At this point her voice faded away from me since I wondered what is going on with this woman? No help? No visiting nurses? No visiting nurse's aids? No family, no friends? And my speculation just went rampant when all of a sudden I heard...
"Ma'm you're going to have to stop now and let someone else share, you have taken up more than the usual three minutes of time and now it is time for someone else to have a turn."
At which this Nora blew up, and started slinging foul language and accusing the group of all kinds of malfeasance and not being sympathetic and at least two people from the regular group walked out in sympathy.
I was somewhat flabbergasted. Not because I haven't seen this before, because this happens from time to time and typically with this type of person who is operating on the edge and is looking to blow off steam in, frankly, the wrong venue. She needed a sponsor, a friend, a bunch of phone numbers but not the venue that she thought she was in for.
Newly sober people in AA, or should I say, new non drinkers in AA, mistake the meetings for places where they can dump everything that is wrong in their lives and think that that is the appropriate venue. What these venues are for, to put it stereotypically is to share our "experience, strength and hope", some of your frustrations and exasperations but not every last bit of angst that you have. That is why you have telephone numbers and a sponsor.

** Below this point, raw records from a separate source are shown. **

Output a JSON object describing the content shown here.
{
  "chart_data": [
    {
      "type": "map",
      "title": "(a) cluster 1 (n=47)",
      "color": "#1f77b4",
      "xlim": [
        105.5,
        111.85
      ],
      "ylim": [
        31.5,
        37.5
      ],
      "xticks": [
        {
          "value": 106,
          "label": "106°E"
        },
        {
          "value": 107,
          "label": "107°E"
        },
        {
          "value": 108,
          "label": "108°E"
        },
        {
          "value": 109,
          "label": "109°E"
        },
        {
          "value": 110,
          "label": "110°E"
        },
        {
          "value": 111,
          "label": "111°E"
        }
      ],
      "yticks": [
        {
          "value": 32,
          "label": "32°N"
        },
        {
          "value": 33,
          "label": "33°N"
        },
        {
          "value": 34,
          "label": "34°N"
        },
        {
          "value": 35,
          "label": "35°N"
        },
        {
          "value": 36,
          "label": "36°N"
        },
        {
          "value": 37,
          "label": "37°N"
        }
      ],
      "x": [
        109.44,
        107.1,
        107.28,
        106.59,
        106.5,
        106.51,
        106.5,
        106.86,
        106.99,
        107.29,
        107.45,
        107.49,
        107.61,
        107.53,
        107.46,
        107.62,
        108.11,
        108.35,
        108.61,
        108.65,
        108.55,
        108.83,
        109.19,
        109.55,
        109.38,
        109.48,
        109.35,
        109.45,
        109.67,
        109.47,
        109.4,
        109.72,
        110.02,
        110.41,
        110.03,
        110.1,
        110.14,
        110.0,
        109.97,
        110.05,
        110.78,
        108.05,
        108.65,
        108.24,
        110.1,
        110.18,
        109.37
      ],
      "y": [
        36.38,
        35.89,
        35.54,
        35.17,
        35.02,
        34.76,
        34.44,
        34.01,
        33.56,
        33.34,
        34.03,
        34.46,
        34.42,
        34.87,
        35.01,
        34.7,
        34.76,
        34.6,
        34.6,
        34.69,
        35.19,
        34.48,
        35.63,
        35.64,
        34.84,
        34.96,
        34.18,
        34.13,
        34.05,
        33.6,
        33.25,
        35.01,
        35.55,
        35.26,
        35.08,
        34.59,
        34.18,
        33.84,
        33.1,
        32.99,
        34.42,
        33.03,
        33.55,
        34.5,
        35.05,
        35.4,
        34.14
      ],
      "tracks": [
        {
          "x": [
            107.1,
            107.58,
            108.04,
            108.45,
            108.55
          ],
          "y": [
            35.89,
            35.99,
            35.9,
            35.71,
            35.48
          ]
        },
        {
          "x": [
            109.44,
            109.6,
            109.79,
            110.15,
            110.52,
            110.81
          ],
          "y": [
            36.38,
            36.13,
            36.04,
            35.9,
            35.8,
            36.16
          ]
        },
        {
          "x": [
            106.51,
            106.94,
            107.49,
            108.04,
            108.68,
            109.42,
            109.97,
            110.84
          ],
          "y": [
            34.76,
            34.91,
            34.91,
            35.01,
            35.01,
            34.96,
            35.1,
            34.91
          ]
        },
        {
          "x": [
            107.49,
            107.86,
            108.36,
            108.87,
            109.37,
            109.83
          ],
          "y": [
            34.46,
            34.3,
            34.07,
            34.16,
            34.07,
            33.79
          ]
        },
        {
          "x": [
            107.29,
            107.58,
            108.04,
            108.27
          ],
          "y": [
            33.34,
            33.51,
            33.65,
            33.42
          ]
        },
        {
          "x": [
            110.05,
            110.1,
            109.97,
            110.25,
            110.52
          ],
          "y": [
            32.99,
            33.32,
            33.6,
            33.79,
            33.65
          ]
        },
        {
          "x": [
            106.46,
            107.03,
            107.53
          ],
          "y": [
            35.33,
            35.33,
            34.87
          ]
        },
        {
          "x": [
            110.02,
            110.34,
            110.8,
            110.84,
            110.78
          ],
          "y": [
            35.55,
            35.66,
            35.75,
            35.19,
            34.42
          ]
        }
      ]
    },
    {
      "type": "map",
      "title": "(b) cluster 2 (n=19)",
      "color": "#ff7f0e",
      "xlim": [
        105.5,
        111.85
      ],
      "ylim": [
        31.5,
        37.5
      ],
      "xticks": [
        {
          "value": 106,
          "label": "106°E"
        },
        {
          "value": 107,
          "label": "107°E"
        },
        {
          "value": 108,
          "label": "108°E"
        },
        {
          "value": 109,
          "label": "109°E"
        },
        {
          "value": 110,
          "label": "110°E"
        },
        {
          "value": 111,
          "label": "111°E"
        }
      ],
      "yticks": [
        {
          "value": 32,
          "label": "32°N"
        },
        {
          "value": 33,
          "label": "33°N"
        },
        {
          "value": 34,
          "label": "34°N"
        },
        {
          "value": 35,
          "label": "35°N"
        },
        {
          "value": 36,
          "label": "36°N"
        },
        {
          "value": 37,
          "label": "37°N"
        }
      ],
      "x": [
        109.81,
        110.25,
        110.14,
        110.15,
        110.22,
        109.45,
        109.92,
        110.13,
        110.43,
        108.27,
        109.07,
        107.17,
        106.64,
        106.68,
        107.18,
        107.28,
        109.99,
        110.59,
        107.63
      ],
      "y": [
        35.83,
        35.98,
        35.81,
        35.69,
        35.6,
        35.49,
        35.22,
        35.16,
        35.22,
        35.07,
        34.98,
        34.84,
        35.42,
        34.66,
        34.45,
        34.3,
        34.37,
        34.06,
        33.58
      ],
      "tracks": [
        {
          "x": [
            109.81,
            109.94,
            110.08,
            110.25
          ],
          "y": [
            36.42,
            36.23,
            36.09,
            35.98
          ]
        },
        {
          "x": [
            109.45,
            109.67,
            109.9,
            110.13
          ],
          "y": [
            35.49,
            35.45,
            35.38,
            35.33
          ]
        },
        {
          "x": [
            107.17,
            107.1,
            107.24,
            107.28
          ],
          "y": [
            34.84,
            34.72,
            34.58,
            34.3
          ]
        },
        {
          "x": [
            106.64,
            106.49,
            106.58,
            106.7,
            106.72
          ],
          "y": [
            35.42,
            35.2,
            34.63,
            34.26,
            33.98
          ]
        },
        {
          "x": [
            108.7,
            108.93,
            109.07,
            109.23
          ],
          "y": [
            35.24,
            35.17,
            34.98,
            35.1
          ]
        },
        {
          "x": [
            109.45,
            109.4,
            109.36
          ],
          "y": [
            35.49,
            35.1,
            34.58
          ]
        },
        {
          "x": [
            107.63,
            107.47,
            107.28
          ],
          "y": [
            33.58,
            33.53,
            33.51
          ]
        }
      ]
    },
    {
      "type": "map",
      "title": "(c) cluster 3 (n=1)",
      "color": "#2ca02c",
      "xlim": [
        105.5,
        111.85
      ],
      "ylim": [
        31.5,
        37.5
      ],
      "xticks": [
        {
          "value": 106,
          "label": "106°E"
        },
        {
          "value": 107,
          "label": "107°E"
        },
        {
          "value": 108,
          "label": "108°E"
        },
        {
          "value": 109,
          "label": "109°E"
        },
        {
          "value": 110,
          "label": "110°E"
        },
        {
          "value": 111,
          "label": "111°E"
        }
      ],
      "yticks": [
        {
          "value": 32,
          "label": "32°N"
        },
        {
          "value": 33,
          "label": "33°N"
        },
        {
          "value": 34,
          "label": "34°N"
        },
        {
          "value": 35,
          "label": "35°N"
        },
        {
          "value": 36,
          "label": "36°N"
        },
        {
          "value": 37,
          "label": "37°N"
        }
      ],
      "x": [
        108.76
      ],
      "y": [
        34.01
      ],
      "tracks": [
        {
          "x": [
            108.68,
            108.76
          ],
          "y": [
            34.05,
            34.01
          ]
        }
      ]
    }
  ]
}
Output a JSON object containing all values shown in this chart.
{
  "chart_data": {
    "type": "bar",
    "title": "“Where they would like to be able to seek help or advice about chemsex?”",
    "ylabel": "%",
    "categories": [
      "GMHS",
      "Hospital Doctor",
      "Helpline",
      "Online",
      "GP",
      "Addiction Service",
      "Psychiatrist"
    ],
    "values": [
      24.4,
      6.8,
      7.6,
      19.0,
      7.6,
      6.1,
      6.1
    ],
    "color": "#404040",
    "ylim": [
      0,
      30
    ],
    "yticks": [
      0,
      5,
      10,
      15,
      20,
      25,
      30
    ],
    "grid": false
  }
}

The rest of the room does not want to hear a lot of your woes particularly when the details show that a lot of the problems are self inflicted and self perpetuated (as in this case). A quick talk with a sponsor would have solved many of the difficulties which this woman was complaining about.
But what of the other members who got up and mumbled that they would not sit in a meeting that was so mean to this woman?
Well, they also needed to learn what meetings are for. And perhaps they found out that one of the reasons that this Nora was having so much trouble in managing her life was that in getting close to her they would have been able to determine that she was still drinking.
And as we know, when we drink, our lives become unmanageable.